Some Dogs Can Detect Coronavirus in Human Sweat
It has been found that the sweat of people who have COVID-19 has a very specific smell that humans cannot detect. However, it turns out that some dogs have the ability to sniff it out.
Very recently, researchers across the globe have been working on training canines to identify the coronavirus through scent. It has been reported that some dogs are so good at sniffing it out that they succeed 100% of the time.
About the Study
In the initial test, eight specially-trained Belgian Malinois were used. Many of these dogs had already been working with emergency responders and firefighters. Some of them had been used before to locate people who had been buried in an earthquake, while the others had been utilized to diagnose people who had colon cancer.

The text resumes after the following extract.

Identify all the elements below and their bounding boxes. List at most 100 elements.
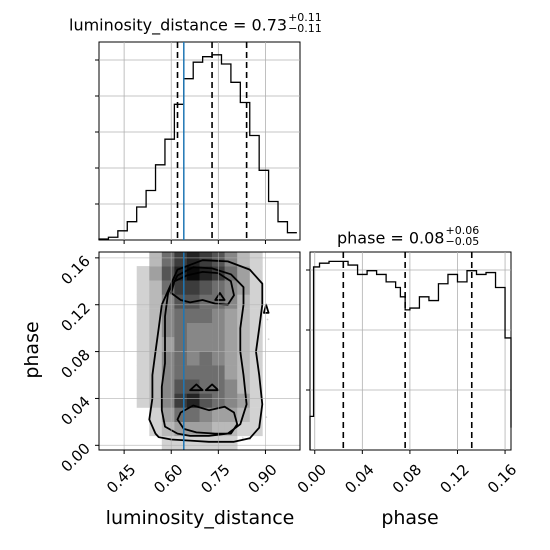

Every one of these dogs was then taught to sniff out COVID-19, by smelling inside of a steel cone that was attached to one of five sample jars that contained virus-positive human sweat samples.
Each time that the dog sat down in front of a cone where the sample was positive, the trainer gave the dog a reward, such as its favorite toy. At this point, the researchers made the test harder by adding negative samples and moving the location of the positive samples.
Dozens of these trials were completed, and four out of eight dogs scored perfectly. Even the dog that did the worst found 8 out of 10 COVID positive samples.
Similar findings have been reported from testing conducted in Brazil, Australia, Lebanon, and Argentina.
How Do Dogs Have This Ability?
Hartford Healthcare explains it in this way. When we get a disease, it causes a complex metabolic change to occur in our bodies. This can cause gas molecules called volatile organic compounds or VOCs to be emitted from our pores.
Not only can dogs smell these VOCs, they can actually distinguish between one and another. When a dog “detects COVID-19” what they are really detecting is how your immune response is reacting to the disease.
If this all seems too hard to believe, keep in mind that a dog’s nose is somewhere between 10,000 and 100,000 times more sensitive than ours, or any other mechanical device that we can create.